The night everything changed
The great hall never felt smaller than it did at night.
I wrung the rag into the bucket and moved to the next section of stone floor, keeping my head down, my movements quiet. The feast had ended an hour ago. The warriors were gone. The candles were burning low.
Just me and the silence.
That was fine. I preferred the silence.
“You missed a spot.”
I didn’t look up. I already knew the voice.
“Where?” I asked flatly.
Cara crouched beside me, pointing at a dark stain near the base of the long table. She was seventeen, a year younger than me, with bright eyes and a mouth that never stopped moving. She was also the only person in the entire Stormcrest pack house who treated me like a human being instead of a ghost.
“Right there,” she said. “Looks like someone spilled wine. Again.”
“It’s always wine.”
“It’s always Beta Harkon,” she corrected, lowering her voice and suppressing a grin. “That man cannot hold a goblet to save his life.”
I twitched the corner of my mouth. Almost a smile. Almost.
“You should eat something,” Cara said, sitting cross-legged on the floor like she belonged there. “You didn’t touch dinner.”
“I wasn’t hungry.”
“Zeph.” She sighed dramatically, long-suffering and warm. “You skipped breakfast too. And lunch. That’s three meals.”
“I’m aware of how meals work,” I muttered.
“Are you, though?” She tilted her head. “Because someone who understood meals… would actually eat them.”
“I’ll eat later,” I said.
“Promise?”
“Cara.” I gave her a flat look.
“Fine.” She rose, brushing off her dress. But she lingered. “The ceremony guests arrive tomorrow,” she said quietly. “Alpha Roen of the Dusk fall Pack. Three other Alphas too.”
I kept scrubbing. “I know.”
“That means he’ll be around more. Visible. Present.”
“I know that too,” I said.
She hesitated. “Just… keep your head down, yeah? Don’t give anyone a reason to notice you.”

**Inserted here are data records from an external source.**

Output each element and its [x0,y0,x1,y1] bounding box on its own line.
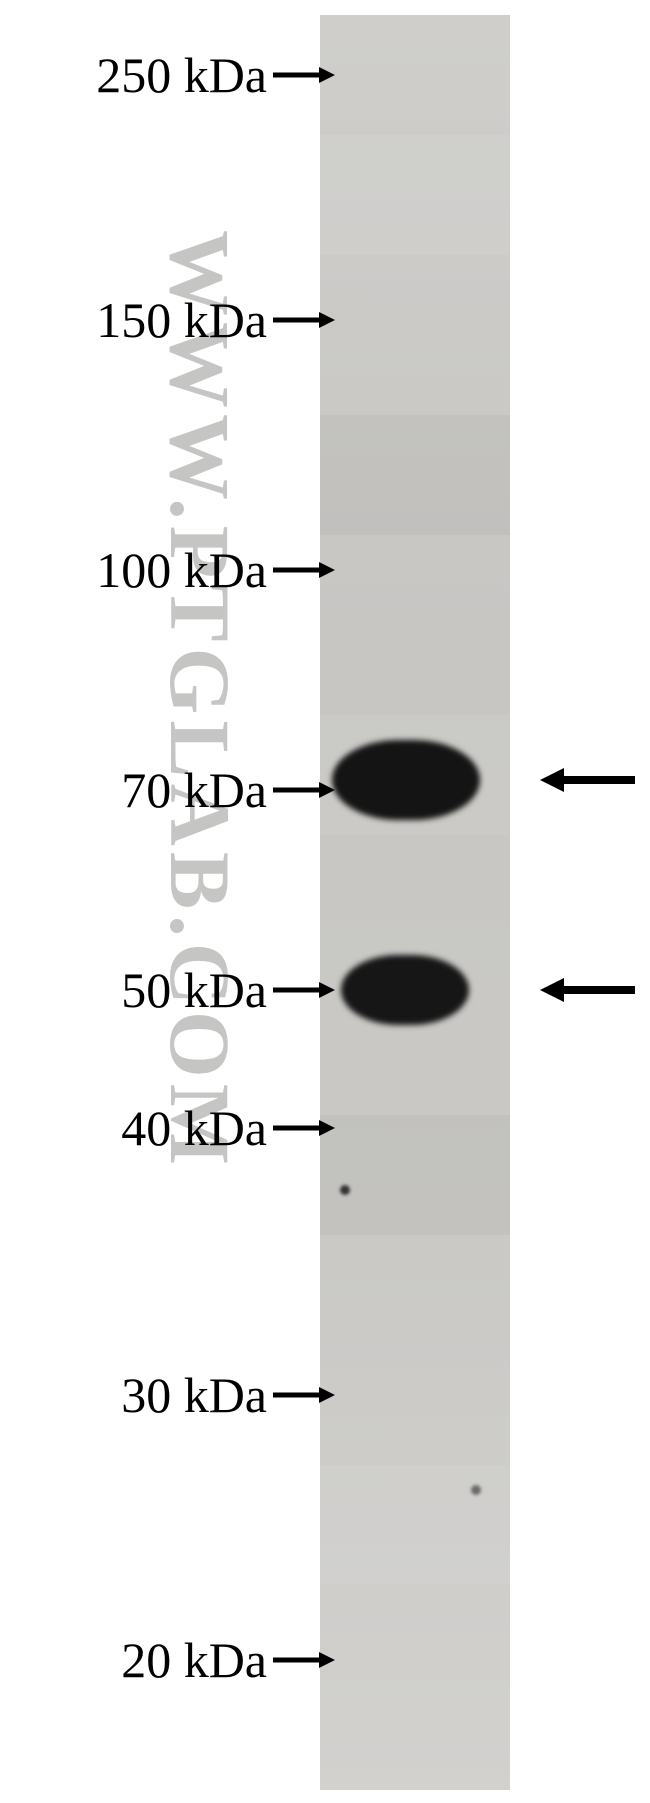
watermark-text: WWW.PTGLAB.COM [150,230,250,1171]
mw-marker-label: 100 kDa [96,541,335,599]
arrow-right-icon [273,310,335,330]
protein-band [332,740,480,820]
mw-marker-label: 50 kDa [121,961,335,1019]
mw-marker-text: 40 kDa [121,1099,267,1157]
arrow-right-icon [273,65,335,85]
mw-marker-text: 150 kDa [96,291,267,349]
artifact-spot [340,1185,350,1195]
arrow-right-icon [273,560,335,580]
blot-lane [320,15,510,1790]
mw-marker-text: 250 kDa [96,46,267,104]
arrow-right-icon [273,780,335,800]
arrow-right-icon [273,1118,335,1138]
arrow-left-icon [540,766,635,794]
mw-marker-label: 30 kDa [121,1366,335,1424]
mw-marker-label: 20 kDa [121,1631,335,1689]
mw-marker-label: 70 kDa [121,761,335,819]
mw-marker-label: 250 kDa [96,46,335,104]
mw-marker-label: 150 kDa [96,291,335,349]
arrow-right-icon [273,1650,335,1670]
western-blot-figure: WWW.PTGLAB.COM 250 kDa 150 kDa 100 kDa 7… [0,0,650,1803]
arrow-right-icon [273,980,335,1000]
arrow-left-icon [540,976,635,1004]
mw-marker-text: 30 kDa [121,1366,267,1424]
mw-marker-text: 100 kDa [96,541,267,599]
mw-marker-label: 40 kDa [121,1099,335,1157]
mw-marker-text: 70 kDa [121,761,267,819]
artifact-spot [471,1485,481,1495]
arrow-right-icon [273,1385,335,1405]
mw-marker-text: 50 kDa [121,961,267,1019]
protein-band [341,955,469,1025]
mw-marker-text: 20 kDa [121,1631,267,1689]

“When have I ever given anyone a reason?”
She didn’t answer. Just squeezed my shoulder once, smiled softly, and slipped out.
The silence returned. I went back to scrubbing.
The east corridor was last on Mara’s list. Quiet. Moonlight streaming through narrow windows. Stone walls cold against my skin.
I pushed open the heavy door. Stopped.
He was there.
Alpha Draxon Vael.
My whole body froze.
He stood at the far end, back to me, hand braced against the stone wall, staring at the full moon. Dressed in his dark shirt from dinner, sleeves rolled up, shoulders heavy with a presence that could crush anyone foolish enough to challenge him.
I should have left. Quietly. Come back when he is gone.
But I didn’t.
One step. Floorboard creaked.
He turned.
Our eyes met.
And something hit me. A current that began in my chest, spreading outward until it burned my fingertips, my throat, the backs of my knees. Warm. Devastating. Terrifyingly familiar, like a word in a language I had never learned but somehow already knew.
His eyes were dark, unreadable, fixed on mine. Intense. Heavy.
Recognition flickered across his face. Almost human. Almost soft. Then gone. Door closed. Armor back in place.
“What are you doing here?” His voice was low, controlled. Carefully controlled.
“I’m cleaning. Mara sent me. The corridor needs it before the guests arrive.”
Silence.
“Then clean it,” he said finally.
He walked past. Slowed as he reached me. A heartbeat longer than it should have been.
“What’s your name?”
The question was soft. Tentative. Like he already knew and just wanted me to speak it aloud.
“Zephyrine. Zeph,” I said.
He said nothing. Walked out. Doors swung shut.
Mate.
The word whispered in my chest. Not loud. Not demanding. But unbearable.
I pressed my hand against the cold wall. No. You are wrong. You must be wrong.
His pack destroyed mine. His father took everything. He could not be my mate.
The moon outside didn’t care.
I picked up the bucket. Finished scrubbing the corridor.
Later, I sat on my cot, staring at the ceiling. The creak of the floorboards, the faint rustle of curtains, every sound exaggerated.
Cara would never understand. No one could.
My wolf stirred, restless. Urgent. The pull of something forbidden. The weight of a bond I wasn’t allowed to have.
I closed my eyes. Tried not to think.
But sleep wouldn’t come. Not tonight. Not ever again, it felt like.